The women of Mujeres Valientes Rural Community Bank are helping the small farmers in their community increase their productivity, food security and incomes.

Maria Cristina Castillo and eleven other women banded together to form a seed bank.

Twelve women in the small town of Jicarito in El Paraíso, Honduras, realized that they needed to work together to improve the economy in their community. The agrarian community suffered from consistently low yields in their staple crops.

The women, who were themselves farmers, recognized that this was affecting food production, as well as lowering incomes, so they came together to create Mujeres Valientes – “Courageous Women” in Spanish – a rural community seed bank.

“We needed to work together to improve economic security for the sake of our children, our homes and our communities,” said Maria Castillo, president of the bank.

Mujeres Valientes sells agricultural inputs and seeds to the farmers of Jicarito at lower prices and runs a field school for the farmers. The seeds are drought-resistant bean seeds that have been certified for quality by the Ministry of Agriculture and Livestock. The seed bank is also responsible for seed fund administration – disbursing financing to certified seed producers, who then repay the loans in cash or seeds.

The bank is one of 28 rural community banks in Honduras to receive assistance from a seed fund, developed as part of a partnership between TechnoServe and the U.S. Department of Agriculture to help increase smallholders’ access to improved legume seeds. The broader partnership – Sustainable Agricultural Improvement project, or MAS in Spanish – is helping coffee and bean farmers in rural Honduras elevate their incomes through training on good agricultural practices, while also improving market linkages and access to improved inputs.

Thanks to improved seeds, farmers in Jicarito were able to increase their productivey and incomes.
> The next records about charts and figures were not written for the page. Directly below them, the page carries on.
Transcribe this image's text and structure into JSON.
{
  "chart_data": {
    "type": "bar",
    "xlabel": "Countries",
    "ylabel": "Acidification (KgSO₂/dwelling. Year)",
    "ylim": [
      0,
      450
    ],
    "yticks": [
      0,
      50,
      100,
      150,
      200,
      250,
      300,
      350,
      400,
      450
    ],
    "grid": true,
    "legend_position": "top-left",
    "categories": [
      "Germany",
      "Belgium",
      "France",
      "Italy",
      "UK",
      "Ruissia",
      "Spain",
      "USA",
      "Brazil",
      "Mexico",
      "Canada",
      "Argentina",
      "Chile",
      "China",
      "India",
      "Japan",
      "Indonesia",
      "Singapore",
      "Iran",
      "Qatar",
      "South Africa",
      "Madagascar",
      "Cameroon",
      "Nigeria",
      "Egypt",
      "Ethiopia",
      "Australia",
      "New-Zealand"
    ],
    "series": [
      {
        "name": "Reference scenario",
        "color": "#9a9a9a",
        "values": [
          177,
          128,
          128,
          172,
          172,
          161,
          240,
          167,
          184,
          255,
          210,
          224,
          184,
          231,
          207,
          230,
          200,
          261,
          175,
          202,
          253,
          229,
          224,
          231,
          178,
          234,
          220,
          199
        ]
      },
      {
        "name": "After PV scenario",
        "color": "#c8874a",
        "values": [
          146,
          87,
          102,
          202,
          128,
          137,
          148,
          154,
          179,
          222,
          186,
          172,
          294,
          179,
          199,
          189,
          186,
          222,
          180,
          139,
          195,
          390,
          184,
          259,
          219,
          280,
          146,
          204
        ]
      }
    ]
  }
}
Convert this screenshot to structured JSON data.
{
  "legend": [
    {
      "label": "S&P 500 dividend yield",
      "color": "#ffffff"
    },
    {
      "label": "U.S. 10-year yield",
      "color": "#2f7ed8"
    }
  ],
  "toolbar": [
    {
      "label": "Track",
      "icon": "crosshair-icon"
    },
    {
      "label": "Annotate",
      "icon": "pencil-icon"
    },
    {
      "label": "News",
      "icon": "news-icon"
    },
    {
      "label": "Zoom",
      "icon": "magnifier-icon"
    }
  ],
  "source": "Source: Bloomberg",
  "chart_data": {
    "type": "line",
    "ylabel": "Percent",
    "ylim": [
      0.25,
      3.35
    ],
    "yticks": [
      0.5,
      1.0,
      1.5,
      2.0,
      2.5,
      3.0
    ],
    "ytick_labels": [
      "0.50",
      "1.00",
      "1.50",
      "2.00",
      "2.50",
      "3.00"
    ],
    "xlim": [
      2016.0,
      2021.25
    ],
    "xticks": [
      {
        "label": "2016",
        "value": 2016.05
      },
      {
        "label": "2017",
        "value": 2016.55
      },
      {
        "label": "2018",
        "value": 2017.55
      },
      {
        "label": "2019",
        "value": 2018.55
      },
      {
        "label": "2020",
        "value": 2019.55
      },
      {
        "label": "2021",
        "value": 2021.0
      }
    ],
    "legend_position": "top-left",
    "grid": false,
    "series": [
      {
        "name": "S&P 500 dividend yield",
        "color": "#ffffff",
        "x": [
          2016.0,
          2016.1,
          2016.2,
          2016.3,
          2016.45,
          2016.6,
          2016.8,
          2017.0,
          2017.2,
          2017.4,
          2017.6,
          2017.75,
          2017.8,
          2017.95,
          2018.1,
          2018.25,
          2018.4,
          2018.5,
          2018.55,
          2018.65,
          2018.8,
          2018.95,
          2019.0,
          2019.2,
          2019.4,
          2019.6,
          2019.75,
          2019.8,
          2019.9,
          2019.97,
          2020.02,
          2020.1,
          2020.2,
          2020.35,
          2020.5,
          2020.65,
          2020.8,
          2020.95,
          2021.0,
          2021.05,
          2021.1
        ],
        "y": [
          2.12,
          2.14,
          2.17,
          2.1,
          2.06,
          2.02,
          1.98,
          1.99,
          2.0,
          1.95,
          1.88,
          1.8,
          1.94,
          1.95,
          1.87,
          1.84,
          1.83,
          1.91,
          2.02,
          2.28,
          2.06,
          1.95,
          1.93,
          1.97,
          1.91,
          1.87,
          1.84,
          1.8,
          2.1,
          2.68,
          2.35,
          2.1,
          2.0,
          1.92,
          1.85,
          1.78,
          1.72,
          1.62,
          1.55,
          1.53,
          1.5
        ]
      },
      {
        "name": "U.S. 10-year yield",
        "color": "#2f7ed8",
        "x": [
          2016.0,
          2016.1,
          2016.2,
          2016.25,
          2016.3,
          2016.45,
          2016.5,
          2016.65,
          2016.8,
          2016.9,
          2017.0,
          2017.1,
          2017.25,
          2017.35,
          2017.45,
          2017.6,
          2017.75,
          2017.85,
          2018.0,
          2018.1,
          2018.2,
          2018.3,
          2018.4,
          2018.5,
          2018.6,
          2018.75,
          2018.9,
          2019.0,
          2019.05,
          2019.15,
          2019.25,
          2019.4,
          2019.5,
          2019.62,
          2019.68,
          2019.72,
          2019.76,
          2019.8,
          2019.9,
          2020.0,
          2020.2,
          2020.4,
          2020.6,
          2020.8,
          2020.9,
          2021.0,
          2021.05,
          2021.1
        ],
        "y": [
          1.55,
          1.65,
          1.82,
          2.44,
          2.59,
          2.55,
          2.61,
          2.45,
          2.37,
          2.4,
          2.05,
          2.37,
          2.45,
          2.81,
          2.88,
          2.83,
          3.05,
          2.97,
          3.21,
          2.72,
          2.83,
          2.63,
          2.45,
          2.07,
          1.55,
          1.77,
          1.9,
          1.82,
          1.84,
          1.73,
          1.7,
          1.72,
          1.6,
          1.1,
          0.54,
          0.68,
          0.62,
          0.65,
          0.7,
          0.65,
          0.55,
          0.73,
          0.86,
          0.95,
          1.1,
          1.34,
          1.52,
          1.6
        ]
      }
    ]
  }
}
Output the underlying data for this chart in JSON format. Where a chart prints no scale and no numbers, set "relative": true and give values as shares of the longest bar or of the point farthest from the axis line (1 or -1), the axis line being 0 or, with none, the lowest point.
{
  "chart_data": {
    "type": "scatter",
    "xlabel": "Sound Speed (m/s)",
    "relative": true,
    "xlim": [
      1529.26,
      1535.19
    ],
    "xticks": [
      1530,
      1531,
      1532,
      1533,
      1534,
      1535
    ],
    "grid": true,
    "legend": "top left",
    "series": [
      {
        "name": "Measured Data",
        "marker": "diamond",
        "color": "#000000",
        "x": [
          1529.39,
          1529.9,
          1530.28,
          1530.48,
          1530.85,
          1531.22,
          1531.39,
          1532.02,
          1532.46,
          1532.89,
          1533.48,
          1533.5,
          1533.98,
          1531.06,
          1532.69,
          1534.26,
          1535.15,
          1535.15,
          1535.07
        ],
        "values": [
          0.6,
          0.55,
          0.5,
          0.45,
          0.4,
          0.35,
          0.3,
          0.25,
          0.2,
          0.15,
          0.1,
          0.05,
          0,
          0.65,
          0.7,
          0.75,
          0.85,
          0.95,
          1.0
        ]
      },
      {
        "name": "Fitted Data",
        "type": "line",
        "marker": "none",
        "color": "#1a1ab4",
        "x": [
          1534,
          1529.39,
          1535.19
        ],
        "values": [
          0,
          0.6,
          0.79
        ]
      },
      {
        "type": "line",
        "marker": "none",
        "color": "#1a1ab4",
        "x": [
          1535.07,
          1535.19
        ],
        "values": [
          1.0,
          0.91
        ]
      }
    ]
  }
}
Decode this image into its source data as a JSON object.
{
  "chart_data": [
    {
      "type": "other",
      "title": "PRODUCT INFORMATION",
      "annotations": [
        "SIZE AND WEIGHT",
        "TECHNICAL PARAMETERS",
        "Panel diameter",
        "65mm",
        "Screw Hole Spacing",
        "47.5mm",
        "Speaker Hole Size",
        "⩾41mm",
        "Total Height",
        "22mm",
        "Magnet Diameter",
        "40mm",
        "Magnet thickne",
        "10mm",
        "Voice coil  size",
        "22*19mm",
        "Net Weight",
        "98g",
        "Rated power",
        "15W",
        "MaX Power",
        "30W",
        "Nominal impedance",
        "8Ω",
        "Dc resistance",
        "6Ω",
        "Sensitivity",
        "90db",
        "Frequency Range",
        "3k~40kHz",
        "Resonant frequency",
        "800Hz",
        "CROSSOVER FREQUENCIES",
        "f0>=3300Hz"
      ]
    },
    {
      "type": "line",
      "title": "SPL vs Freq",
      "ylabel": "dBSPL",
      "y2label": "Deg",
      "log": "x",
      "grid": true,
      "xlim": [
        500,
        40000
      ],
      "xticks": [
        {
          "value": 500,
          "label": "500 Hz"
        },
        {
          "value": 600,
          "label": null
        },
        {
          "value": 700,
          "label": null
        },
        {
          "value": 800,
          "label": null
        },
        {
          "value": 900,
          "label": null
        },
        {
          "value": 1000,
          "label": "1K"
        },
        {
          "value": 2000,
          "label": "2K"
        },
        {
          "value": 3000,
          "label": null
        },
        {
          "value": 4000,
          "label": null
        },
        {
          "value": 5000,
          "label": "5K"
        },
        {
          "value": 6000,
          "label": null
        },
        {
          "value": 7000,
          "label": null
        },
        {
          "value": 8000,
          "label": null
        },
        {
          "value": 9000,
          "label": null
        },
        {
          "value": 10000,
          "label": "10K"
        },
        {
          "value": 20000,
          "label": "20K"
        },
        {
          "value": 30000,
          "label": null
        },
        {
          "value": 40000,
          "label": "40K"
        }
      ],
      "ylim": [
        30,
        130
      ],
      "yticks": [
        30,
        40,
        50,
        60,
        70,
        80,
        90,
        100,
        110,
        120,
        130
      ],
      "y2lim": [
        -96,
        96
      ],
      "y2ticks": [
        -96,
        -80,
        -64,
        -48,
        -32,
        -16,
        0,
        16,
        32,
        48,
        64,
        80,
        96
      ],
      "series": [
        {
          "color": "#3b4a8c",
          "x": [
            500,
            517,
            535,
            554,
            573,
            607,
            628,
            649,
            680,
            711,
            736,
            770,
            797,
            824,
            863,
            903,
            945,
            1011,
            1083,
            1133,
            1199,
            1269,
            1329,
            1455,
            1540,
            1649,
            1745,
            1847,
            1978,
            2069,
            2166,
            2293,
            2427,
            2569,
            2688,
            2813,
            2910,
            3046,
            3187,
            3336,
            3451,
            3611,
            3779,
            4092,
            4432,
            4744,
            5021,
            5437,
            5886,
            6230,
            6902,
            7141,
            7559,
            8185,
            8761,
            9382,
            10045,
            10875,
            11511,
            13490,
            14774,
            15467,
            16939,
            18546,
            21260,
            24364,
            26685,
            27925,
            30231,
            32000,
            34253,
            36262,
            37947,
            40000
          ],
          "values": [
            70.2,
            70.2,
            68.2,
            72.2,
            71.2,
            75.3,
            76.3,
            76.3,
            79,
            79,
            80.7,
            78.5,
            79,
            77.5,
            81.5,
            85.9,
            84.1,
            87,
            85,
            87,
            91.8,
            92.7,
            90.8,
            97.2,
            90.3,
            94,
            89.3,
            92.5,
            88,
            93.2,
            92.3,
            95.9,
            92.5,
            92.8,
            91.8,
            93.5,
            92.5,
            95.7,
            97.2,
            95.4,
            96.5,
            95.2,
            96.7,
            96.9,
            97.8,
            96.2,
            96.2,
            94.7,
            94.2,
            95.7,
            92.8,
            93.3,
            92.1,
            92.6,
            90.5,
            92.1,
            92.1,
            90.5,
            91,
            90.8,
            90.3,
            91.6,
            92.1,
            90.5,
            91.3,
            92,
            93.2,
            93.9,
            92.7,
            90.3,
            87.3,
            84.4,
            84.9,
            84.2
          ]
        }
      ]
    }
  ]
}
Farmers working with Mujeres Valientes have increased their bean yields from 850 to 1,400 kilograms per hectare to over 2,200 kilograms per hectare. During the 2015 harvest season, the group produced 12,000 kilograms of certified seed, delivering more than a third to small farmers in the region.

The Honduran government has taken notice of the bean farmers’ success. In June, 56 producers organizations participating in MAS signed a marketing agreement with the Honduran Institute for Agricultural Marketing that will guarantee a price of 43 cents per kilogram for more 1,120 bean farming families in 2016 – roughly twice the amount the farmers used to earn when forced to sell to middlemen.

Having a formal market for their beans will ensure that farmers see tangible results from the improved seeds and increased productivity from. The combination of a higher yield and a guaranteed price means these farmers can earn almost 200 percent over their previous income.

The women of Mujeres Valientes are planting the seeds for economic and food security in their community.